I think this might work for all values as long as they don't exceed integer range, including negative zero as long as cmp(negzero, poszero) equals true which I think it should. It has also similar complexity as what we're doing now.
For floor() if you'd also want it to work with huge exponents I think you'd need to additionally compare the original number (with masked out sign bit) with 2^24 and if it's larger just use the original value (which will already represent an exact integer in this case) using some select (given that you didn't have round in the first place meaning another and/andnot/or).
For NaNs etc. the results will probably remain pretty unpredictable unless you check for those as well but that's probably getting silly.
Honestly I don't know if it's worth fixing this.
Comment 4 José Fonseca 2013-01-22 20:14:40 UTC
(In reply to comment #3)
> Honestly I don't know if it's worth fixing this.

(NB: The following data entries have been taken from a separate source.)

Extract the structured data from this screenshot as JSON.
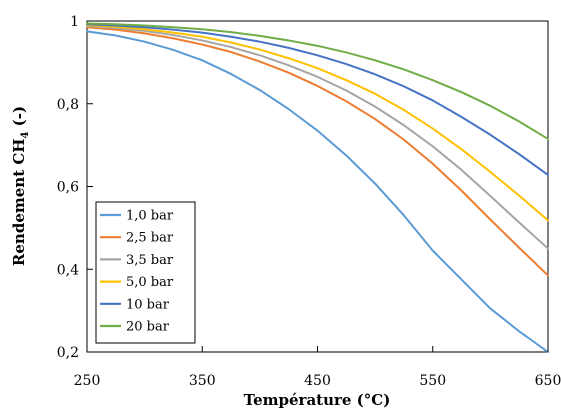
{
  "chart_data": {
    "type": "line",
    "xlabel": "Température (°C)",
    "ylabel": {
      "main": "Rendement CH",
      "subscript": "4",
      "suffix": " (-)"
    },
    "xlim": [
      250,
      650
    ],
    "ylim": [
      0.2,
      1.0
    ],
    "xticks": [
      250,
      350,
      450,
      550,
      650
    ],
    "xtick_labels": [
      "250",
      "350",
      "450",
      "550",
      "650"
    ],
    "yticks": [
      0.2,
      0.4,
      0.6,
      0.8,
      1.0
    ],
    "ytick_labels": [
      "0,2",
      "0,4",
      "0,6",
      "0,8",
      "1"
    ],
    "grid": false,
    "legend_position": "bottom-left",
    "series": [
      {
        "name": "1,0 bar",
        "color": "#5B9BD5",
        "x": [
          250,
          275,
          300,
          325,
          350,
          375,
          400,
          425,
          450,
          475,
          500,
          525,
          550,
          575,
          600,
          625,
          650
        ],
        "y": [
          0.975,
          0.965,
          0.95,
          0.93,
          0.905,
          0.872,
          0.833,
          0.787,
          0.735,
          0.675,
          0.607,
          0.53,
          0.445,
          0.375,
          0.305,
          0.25,
          0.2
        ]
      },
      {
        "name": "2,5 bar",
        "color": "#ED7D31",
        "x": [
          250,
          275,
          300,
          325,
          350,
          375,
          400,
          425,
          450,
          475,
          500,
          525,
          550,
          575,
          600,
          625,
          650
        ],
        "y": [
          0.985,
          0.979,
          0.97,
          0.958,
          0.943,
          0.925,
          0.902,
          0.875,
          0.843,
          0.806,
          0.763,
          0.713,
          0.655,
          0.59,
          0.52,
          0.452,
          0.385
        ]
      },
      {
        "name": "3,5 bar",
        "color": "#A5A5A5",
        "x": [
          250,
          275,
          300,
          325,
          350,
          375,
          400,
          425,
          450,
          475,
          500,
          525,
          550,
          575,
          600,
          625,
          650
        ],
        "y": [
          0.988,
          0.983,
          0.976,
          0.966,
          0.953,
          0.937,
          0.917,
          0.893,
          0.865,
          0.832,
          0.793,
          0.748,
          0.697,
          0.64,
          0.577,
          0.513,
          0.45
        ]
      },
      {
        "name": "5,0 bar",
        "color": "#FFC000",
        "x": [
          250,
          275,
          300,
          325,
          350,
          375,
          400,
          425,
          450,
          475,
          500,
          525,
          550,
          575,
          600,
          625,
          650
        ],
        "y": [
          0.99,
          0.986,
          0.98,
          0.972,
          0.962,
          0.948,
          0.931,
          0.91,
          0.886,
          0.857,
          0.824,
          0.785,
          0.74,
          0.69,
          0.635,
          0.578,
          0.518
        ]
      },
      {
        "name": "10 bar",
        "color": "#4472C4",
        "x": [
          250,
          275,
          300,
          325,
          350,
          375,
          400,
          425,
          450,
          475,
          500,
          525,
          550,
          575,
          600,
          625,
          650
        ],
        "y": [
          0.992,
          0.989,
          0.985,
          0.979,
          0.972,
          0.962,
          0.95,
          0.935,
          0.917,
          0.896,
          0.871,
          0.842,
          0.808,
          0.768,
          0.725,
          0.678,
          0.628
        ]
      },
      {
        "name": "20 bar",
        "color": "#70AD47",
        "x": [
          250,
          275,
          300,
          325,
          350,
          375,
          400,
          425,
          450,
          475,
          500,
          525,
          550,
          575,
          600,
          625,
          650
        ],
        "y": [
          0.994,
          0.992,
          0.989,
          0.985,
          0.98,
          0.973,
          0.964,
          0.953,
          0.94,
          0.924,
          0.905,
          0.883,
          0.857,
          0.828,
          0.795,
          0.757,
          0.715
        ]
      }
    ]
  }
}
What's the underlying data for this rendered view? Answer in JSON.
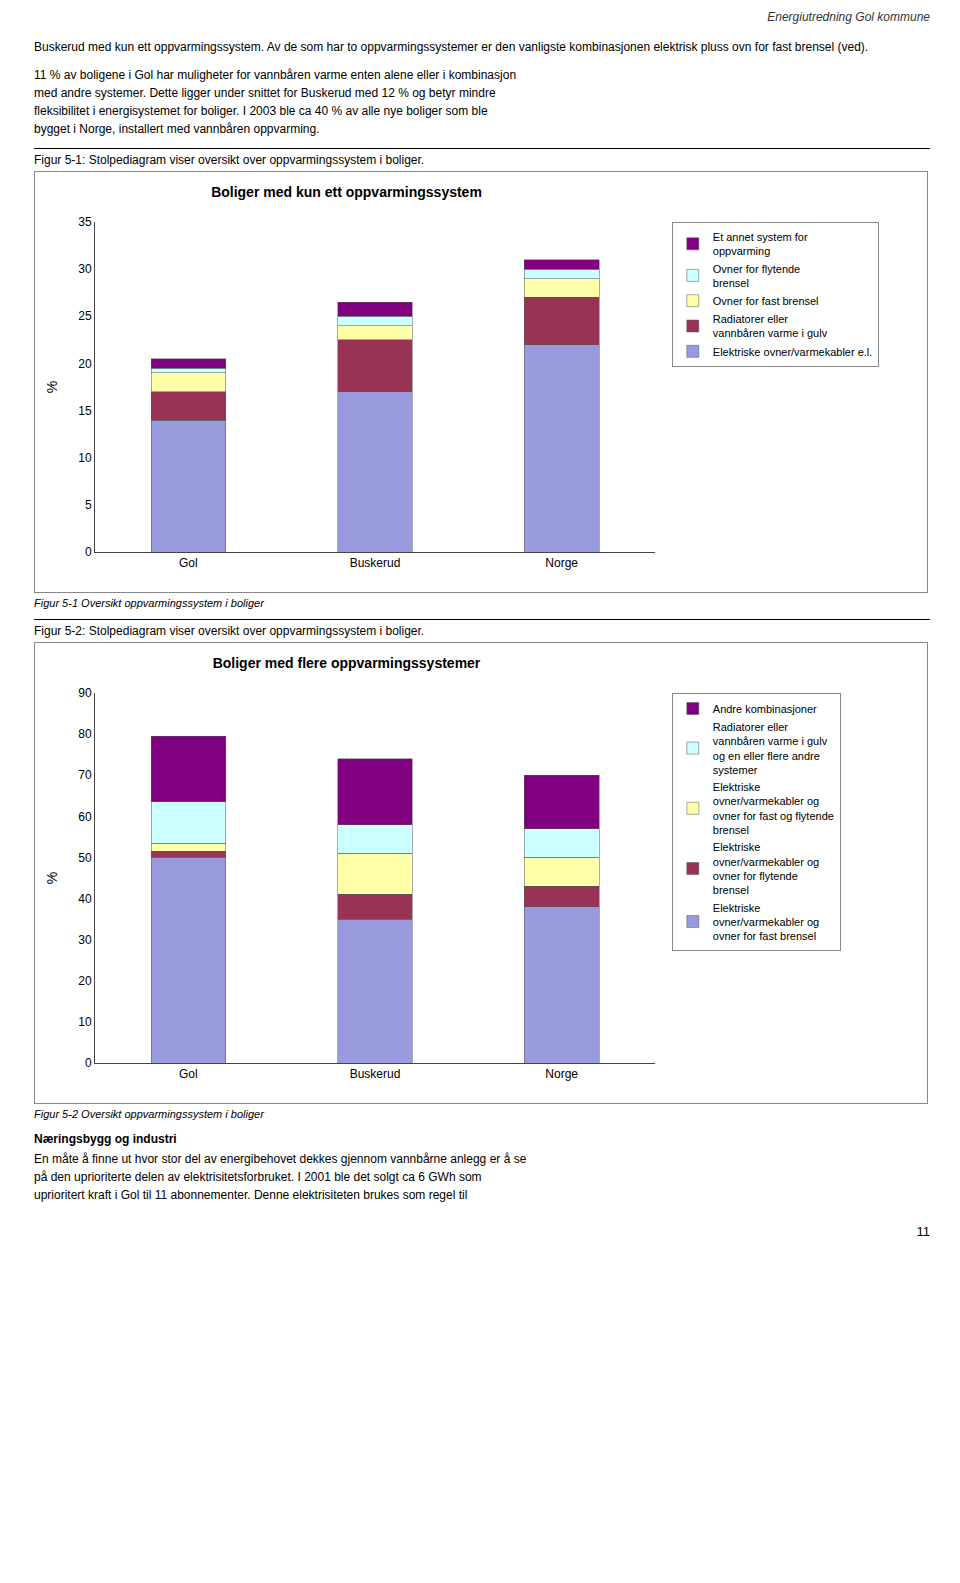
{
  "page_header": "Energiutredning Gol kommune",
  "page_number": "11",
  "text1": "Buskerud med kun ett oppvarmingssystem. Av de som har to oppvarmingssystemer er den vanligste kombinasjonen elektrisk pluss ovn for fast brensel (ved).",
  "text2_lines": [
    "11 % av boligene i Gol har muligheter for vannbåren varme enten alene eller i kombinasjon",
    "med andre systemer. Dette ligger under snittet for Buskerud med 12 % og betyr mindre",
    "fleksibilitet i energisystemet for boliger. I 2003 ble ca 40 % av alle nye boliger som ble",
    "bygget i Norge, installert med vannbåren oppvarming."
  ],
  "fig1_caption": "Figur 5-1: Stolpediagram viser oversikt over oppvarmingssystem i boliger.",
  "fig1_label": "Figur 5-1 Oversikt oppvarmingssystem i boliger",
  "fig2_caption": "Figur 5-2: Stolpediagram viser oversikt over oppvarmingssystem i boliger.",
  "fig2_label": "Figur 5-2 Oversikt oppvarmingssystem i boliger",
  "naering_title": "Næringsbygg og industri",
  "naering_text_lines": [
    "En måte å finne ut hvor stor del av energibehovet dekkes gjennom vannbårne anlegg er å se",
    "på den uprioriterte delen av elektrisitetsforbruket. I 2001 ble det solgt ca 6 GWh som",
    "uprioritert kraft i Gol til 11 abonnementer. Denne elektrisiteten brukes som regel til"
  ],
  "chart_data": [
    {
      "type": "bar",
      "stacked": true,
      "grid": false,
      "legend": "right",
      "title": "Boliger med kun ett oppvarmingssystem",
      "ylabel": "%",
      "categories": [
        "Gol",
        "Buskerud",
        "Norge"
      ],
      "ylim": [
        0,
        35
      ],
      "yticks": [
        0,
        5,
        10,
        15,
        20,
        25,
        30,
        35
      ],
      "series": [
        {
          "name": "Elektriske ovner/varmekabler e.l.",
          "color": "#9999dd",
          "values": [
            14,
            17,
            22
          ]
        },
        {
          "name": "Radiatorer eller\nvannbåren varme i gulv",
          "color": "#993355",
          "values": [
            3,
            5.5,
            5
          ]
        },
        {
          "name": "Ovner for fast brensel",
          "color": "#ffffaa",
          "values": [
            2,
            1.5,
            2
          ]
        },
        {
          "name": "Ovner for flytende\nbrensel",
          "color": "#ccffff",
          "values": [
            0.5,
            1,
            1
          ]
        },
        {
          "name": "Et annet system for\noppvarming",
          "color": "#800080",
          "values": [
            1,
            1.5,
            1
          ]
        }
      ]
    },
    {
      "type": "bar",
      "stacked": true,
      "grid": false,
      "legend": "right",
      "title": "Boliger med flere oppvarmingssystemer",
      "ylabel": "%",
      "categories": [
        "Gol",
        "Buskerud",
        "Norge"
      ],
      "ylim": [
        0,
        90
      ],
      "yticks": [
        0,
        10,
        20,
        30,
        40,
        50,
        60,
        70,
        80,
        90
      ],
      "series": [
        {
          "name": "Elektriske\novner/varmekabler og\novner for fast brensel",
          "color": "#9999dd",
          "values": [
            50,
            35,
            38
          ]
        },
        {
          "name": "Elektriske\novner/varmekabler og\novner for flytende\nbrensel",
          "color": "#993355",
          "values": [
            1.5,
            6,
            5
          ]
        },
        {
          "name": "Elektriske\novner/varmekabler og\novner for fast og flytende\nbrensel",
          "color": "#ffffaa",
          "values": [
            2,
            10,
            7
          ]
        },
        {
          "name": "Radiatorer eller\nvannbåren varme i gulv\nog en eller flere andre\nsystemer",
          "color": "#ccffff",
          "values": [
            10,
            7,
            7
          ]
        },
        {
          "name": "Andre kombinasjoner",
          "color": "#800080",
          "values": [
            16,
            16,
            13
          ]
        }
      ]
    }
  ]
}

Yep. I think in the short term, the best thing would be to whitelist these failures when SSE41 is not available.
Comment 5 José Fonseca 2013-01-29 07:52:21 UTC
This is failing not only denormals, but also large values.

We could also do IEEE bit manipulation, as glibc does:

  http://sourceware.org/git/?p=glibc.git;a=blob;f=sysdeps/ieee754/flt-32/s_floorf.c

It's a lot of logic, but probably the only way to get this right for all cases...
Comment 6 José Fonseca 2013-01-29 07:57:15 UTC
Even easier, we could just use the floor instrinsic that was added to LLVM 3.2:

  http://llvm.org/releases/3.2/docs/LangRef.html#int_floor
Comment 7 Roland Scheidegger 2013-01-29 15:19:15 UTC
Yes I mentioned the large values too. My guess though is like some other intrinsics llvm will try to call into external library code if hw support is not available for this intrinsic (and fail miserably with jit). I haven't tried it, though.
Comment 8 Roland Scheidegger 2013-01-29 22:27:58 UTC
Created attachment 73882 [details] [review]
proposed patch

Here's something I think could work, though no doubt floor will be slower. Seems to pass lp_test_arit.
It also adjusts ifloor to follow similar logic though I guess now that floor/ifloor are separated maybe should leave it alone (the new version is actually 4 instead of 5 instructions but probably worse in execution time in typical case since the "latency chain" is longer). It may work better for very small negative values though now (not sure) but this might be unnecessary.
ifloor_fract will still return garbage (independent of new or old ifloor) in particular for the fract part (ifloor is undefined anyway) but I didn't inspect the code enough to see if that's a problem.
Comment 9 Michel Dänzer 2013-01-31 09:11:58 UTC
The patch fixes the problem for me.
Comment 10 José Fonseca 2013-01-31 15:26:35 UTC
Looks good to me too.

Don't forget to take out src/gallium/auxiliary/gallivm/lp_bld_init.c from the patch.
Comment 11 Roland Scheidegger 2013-01-31 15:42:02 UTC
(In reply to comment #10)
> Looks good to me too.
> 
> Don't forget to take out src/gallium/auxiliary/gallivm/lp_bld_init.c from
> the patch.

Ok. I'll mention though that this is not a complete fix, round/trunc/ceil are broken exactly the same way (I think ceil is affected by both problems, trunc/round should only be affected by the very large exponents one). "Luckily" lp_test_arit doesn't test any such values for floor/ceil/trunc/round, only for fract...
Comment 12 José Fonseca 2013-01-31 16:01:56 UTC
(In reply to comment #11)
> Ok. I'll mention though that this is not a complete fix, round/trunc/ceil
> are broken exactly the same way (I think ceil is affected by both problems,
> trunc/round should only be affected by the very large exponents one).
> "Luckily" lp_test_arit doesn't test any such values for
> floor/ceil/trunc/round, only for fract...

Please add FIXME comments to those functions then.
Comment 13 Roland Scheidegger 2013-02-18 12:42:12 UTC
Should be fixed by c25ae5d27b114e23d5734f846002df1a05759658.
Comment 14 Darxus 2013-02-18 13:55:47 UTC
Woo, verified make check passes with commit dd599188d2868838541859a76800a8420958d358 (current latest), thanks.